Who's keeping oil down?

by Dave Forest

29-09-06

Oil had energy investors reaching for the Tums the last few weeks. After crude tagged a record intra-day high of $ 78.40 on July 14, it drifted lower through the end of summer and on August 29 closed below $ 70 for the first time since June 20. On September 4, the sell-off accelerated: WTI closed at $ 68.60 and continued falling, finally bottoming below $ 61, a price that hadn't been seen since March 10.
Along the way, it helped pull the TSX Venture Exchange -- which tends to live and die at the hands of energy and resource stocks -- down more than 10 %.

So, what happened? Mainstream financial media blamed crude's tumble on everything from Iran playing nice with the US to a so far hurricane-less hurricane season in the US Gulf of Mexico. But any intelligent observer can see that the fall was too hard and too sudden to be caused by these factors alone.
More than anything, this sell-off looked like it was caused by seasonal and technical factors. Crude is almost always weak in the fourth quarter, and the price had gotten ahead of itself in recent months -- not surprising, given Israel and Lebanon going to toe-to-toe.

But the timing of oil's decline also coincides with another event: US mid-term elections. Although these two things sound unrelated, oil and politics in fact go hand in hand. In fact, there is an eye-opening correlation between US President George Bush's popularity and American gasoline prices over the past four years. The higher the price at the pump, the more people think of Bush as a chump.
Which begs the question: with elections looming, might the Republicans be trying to bring down oil prices (and therefore gasoline costs) in an attempt to cull favour at the polls?

While we're generally sceptical of conspiracy theories (after all, if the government can't deliver mail on time, how could it organize a large-scale covert action?), it's a known fact that the feds have several mechanisms by which they could nudge crude lower. The Strategic Petroleum Reserve, for one. Release of crude from this stockpile helped push oil prices lower last fall in the wake of hurricanes Katrina and Rita.
Another lesser-known influence on oil prices is the "crack spread." This is the difference between the price that oil refiners pay for crude and the price they receive for the gasoline they produce. Put another way, it's the profit margin that refiners make on their products.

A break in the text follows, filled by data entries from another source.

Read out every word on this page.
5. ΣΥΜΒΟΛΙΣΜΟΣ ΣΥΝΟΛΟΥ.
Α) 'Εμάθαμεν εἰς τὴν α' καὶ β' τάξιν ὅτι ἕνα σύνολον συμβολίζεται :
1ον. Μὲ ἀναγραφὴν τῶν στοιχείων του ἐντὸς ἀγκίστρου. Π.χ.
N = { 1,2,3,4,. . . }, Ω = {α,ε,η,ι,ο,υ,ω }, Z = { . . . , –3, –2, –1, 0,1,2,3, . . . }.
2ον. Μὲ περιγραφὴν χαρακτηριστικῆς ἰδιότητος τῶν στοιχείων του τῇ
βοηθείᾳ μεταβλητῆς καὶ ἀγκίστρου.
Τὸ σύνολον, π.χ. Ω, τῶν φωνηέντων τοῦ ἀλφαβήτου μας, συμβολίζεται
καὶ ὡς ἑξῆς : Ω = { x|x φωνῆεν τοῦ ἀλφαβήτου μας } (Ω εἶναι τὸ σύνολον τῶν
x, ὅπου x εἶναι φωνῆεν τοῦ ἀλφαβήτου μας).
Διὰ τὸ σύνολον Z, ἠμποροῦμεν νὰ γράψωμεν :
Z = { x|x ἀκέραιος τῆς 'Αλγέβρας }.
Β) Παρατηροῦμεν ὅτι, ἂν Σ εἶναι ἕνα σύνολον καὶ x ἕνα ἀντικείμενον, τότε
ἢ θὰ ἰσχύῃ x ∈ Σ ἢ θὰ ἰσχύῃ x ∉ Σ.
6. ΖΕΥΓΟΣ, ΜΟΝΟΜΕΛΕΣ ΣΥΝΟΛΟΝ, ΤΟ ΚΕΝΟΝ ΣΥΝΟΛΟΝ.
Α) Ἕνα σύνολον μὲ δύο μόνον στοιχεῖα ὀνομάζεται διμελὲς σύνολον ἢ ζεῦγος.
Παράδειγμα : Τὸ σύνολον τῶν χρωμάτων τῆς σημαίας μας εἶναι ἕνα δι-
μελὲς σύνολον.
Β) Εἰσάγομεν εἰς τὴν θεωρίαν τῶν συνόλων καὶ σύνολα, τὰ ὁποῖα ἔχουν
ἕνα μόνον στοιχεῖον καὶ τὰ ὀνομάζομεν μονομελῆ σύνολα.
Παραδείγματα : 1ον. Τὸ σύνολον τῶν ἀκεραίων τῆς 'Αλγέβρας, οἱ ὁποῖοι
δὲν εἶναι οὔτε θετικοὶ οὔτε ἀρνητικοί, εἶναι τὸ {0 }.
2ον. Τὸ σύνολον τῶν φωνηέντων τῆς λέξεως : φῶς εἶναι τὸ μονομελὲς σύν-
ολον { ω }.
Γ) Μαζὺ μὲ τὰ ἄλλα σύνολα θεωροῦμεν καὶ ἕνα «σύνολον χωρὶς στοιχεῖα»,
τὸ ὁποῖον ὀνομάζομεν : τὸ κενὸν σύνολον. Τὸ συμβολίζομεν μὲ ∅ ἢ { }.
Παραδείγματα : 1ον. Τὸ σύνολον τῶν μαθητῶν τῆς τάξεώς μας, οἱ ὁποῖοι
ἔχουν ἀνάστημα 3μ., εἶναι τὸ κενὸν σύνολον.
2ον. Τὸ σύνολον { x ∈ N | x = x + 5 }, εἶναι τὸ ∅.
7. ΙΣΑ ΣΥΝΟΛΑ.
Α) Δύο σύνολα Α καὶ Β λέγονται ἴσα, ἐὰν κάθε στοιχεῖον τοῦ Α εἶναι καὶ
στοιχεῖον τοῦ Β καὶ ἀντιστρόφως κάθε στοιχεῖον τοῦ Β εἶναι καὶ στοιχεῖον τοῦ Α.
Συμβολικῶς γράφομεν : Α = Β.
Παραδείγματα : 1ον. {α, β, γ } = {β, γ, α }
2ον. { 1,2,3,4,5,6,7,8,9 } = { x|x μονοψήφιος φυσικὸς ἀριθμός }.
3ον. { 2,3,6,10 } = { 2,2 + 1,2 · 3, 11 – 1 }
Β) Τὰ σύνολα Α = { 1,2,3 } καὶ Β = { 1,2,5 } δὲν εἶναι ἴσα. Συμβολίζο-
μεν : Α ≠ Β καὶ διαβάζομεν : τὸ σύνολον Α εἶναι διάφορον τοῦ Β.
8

Currently, the crack spread is at -- in the words of the US Energy Information Administration -- "unusually low levels." This means that refiners are selling gasoline for little more than the cost of the oil they purchase. This makes no sense from a business perspective... generally in such a situation, refiners would simply up the sales price of their gasoline, improving their margins. However, it does make sense if the refiners are purposely attempting to keep a lid on prices.
Why would these companies voluntarily take lower profits? There's no way to know for sure, but it's a certainty that the White House and Big Oil are close friends.

Witness Dick Cheney's ties to Halliburton, and George Bush's background in the Texas oil patch. Might the Republicans be calling in a favour from their refinery manager pals, asking them to keep gas prices down until November 7 has passed?
Of course, there's no way to prove this. But for energy investors, it's worth considering. If gasoline prices are being artificially depressed, we can expect a rebound during the last few weeks of the year. Which -- judging from the historical relationship between gasoline and crude -- would lift oil prices, and therefore oil stocks.